Since the processing concerned children who were obliged to be in school as part of their compulsory education, and school as well as employees are in a dependent relationship with their employer, the DPA assessed that the absence of a legal basis is such a violation of principle that the Board's processing has also been in violation of the principle of lawfulness in Article 5(1)(a) GDPR. The DPA also decided that the processing took place in contrary to the principle of data minimisation in Article 5(1)(c) GDPR because it included more personal data than necessary.
The Swedish DPA decided that the first layer of information was adequate under Article 13 GDPR. [1] However, the second layer on the city of Stockholm's website was not. For example, It is not clear from the information which provision in the Education Act constituted the legal obligation. The DPA noted that incorrect information about the legal basis for processing can have consequences for the data subjects. For example, the right to object to the processing according to Article 21 of the the GDPR only applies to processing based on Article 6(1)(e) or (f) of the the GDPR and not when the processing is based on a legal obligation under Article 6(1)(c).

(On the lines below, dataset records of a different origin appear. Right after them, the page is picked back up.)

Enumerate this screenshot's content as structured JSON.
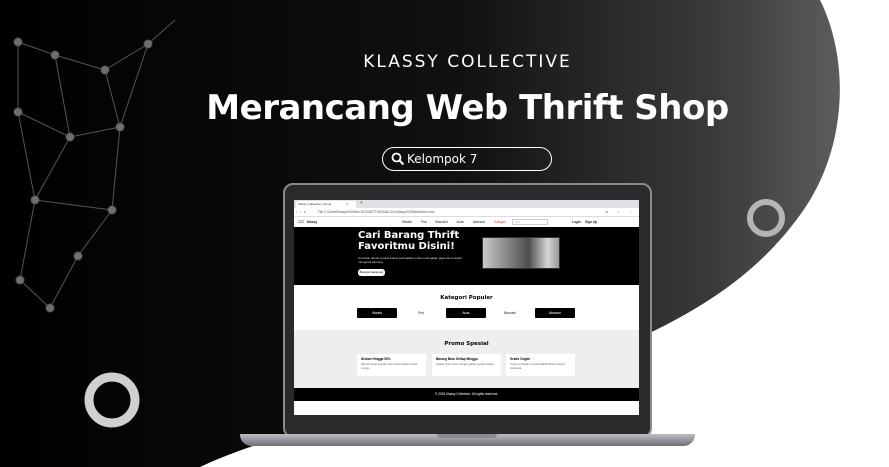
{
  "brand": "KLASSY COLLECTIVE",
  "title": "Merancang Web Thrift Shop",
  "badge": {
    "icon": "search-icon",
    "text": "Kelompok 7"
  },
  "colors": {
    "background_dark": "#000000",
    "background_light": "#ffffff",
    "accent": "#ffffff"
  },
  "browser": {
    "tab_title": "Klassy Collective | Home",
    "url": "File   C:/Users/Klassy%20Web-20230927T041946Z-001/Klassy%20Web/index.html"
  },
  "site": {
    "logo_prefix": "ZZZ",
    "logo": "Klassy",
    "nav": [
      "Wanita",
      "Pria",
      "Branded",
      "Anak",
      "Aksesori",
      "Kategori"
    ],
    "search_placeholder": "Cari",
    "login": "Login",
    "signup": "Sign Up",
    "hero": {
      "title_line1": "Cari Barang Thrift",
      "title_line2": "Favoritmu Disini!",
      "desc": "Temukan ribuan produk bekas berkualitas untuk melengkapi gaya kamu tanpa menguras kantong.",
      "button": "Belanja Sekarang"
    },
    "categories": {
      "heading": "Kategori Populer",
      "items": [
        "Wanita",
        "Pria",
        "Anak",
        "Branded",
        "Aksesori"
      ]
    },
    "promo": {
      "heading": "Promo Spesial",
      "cards": [
        {
          "title": "Diskon Hingga 50%",
          "desc": "Nikmati harga spesial untuk koleksi pilihan setiap minggu."
        },
        {
          "title": "Barang Baru Setiap Minggu",
          "desc": "Update stok terbaru dengan pilihan produk terbaik."
        },
        {
          "title": "Gratis Ongkir",
          "desc": "Untuk pembelian minimal Rp100.000 ke seluruh Indonesia."
        }
      ]
    },
    "footer": "© 2026 Klassy Collective. All rights reserved."
  }
}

The Swedish DPA decided on the basis of Articles 58(2) and 83 GDPR that the Education Board of the City of Stockholm violated Articles 5(1)(a), 5(1)(c) and 6(1) and shall pay an administrative penalty fee of 800 000 (eight hundred thousand Swedish kronor).
Pursuant to Article 58(2)(d) of the GDPR, the Swedish Data Protection Authority orders the Education Board of the City of Stockholm to take measures in order ensure that the second information layer on the City of Stockholm's website contains information on the correct legal basis for the processing as well as information on the rights referred to in Article 13(2)(b) of the GDPR. The measures must be taken no later than four weeks after this decision has entered into force
Comment
Note that the Administrative Court of Appeal in Stockholm ruled that it is not Article 13 of the Data Protection Regulation but rather Article 14 that should be applicable to the processing of personal data through camera surveillance. IMY has appealed against that judgement to the Supreme Administrative Court (Case No 870-23). The judgment of the Administrative Court of Appeal has thus not gained legal force and is not applicable to this decision.
Further Resources
Share blogs or news articles here!
English Machine Translation of the Decision
The decision below is a machine translation of the Swedish original. Please refer to the Swedish original for more details.
- ↑ DPA followed EDPB guidelines (Guidelines 3/2019) on Article 13 GDPR which state that the controller can use the controller can use a step-by-step approach to provide the information set out in the information set out in Article 13 of the GDPR. The information that is of most importance to the data subject should be presented even before the data subject enters the secure area, for example on a sign (the first layer of information). Other information can be presented in other ways, such as on a website or in a complete information sheet in a central location, such as an information desk or reception area (the second layer of information).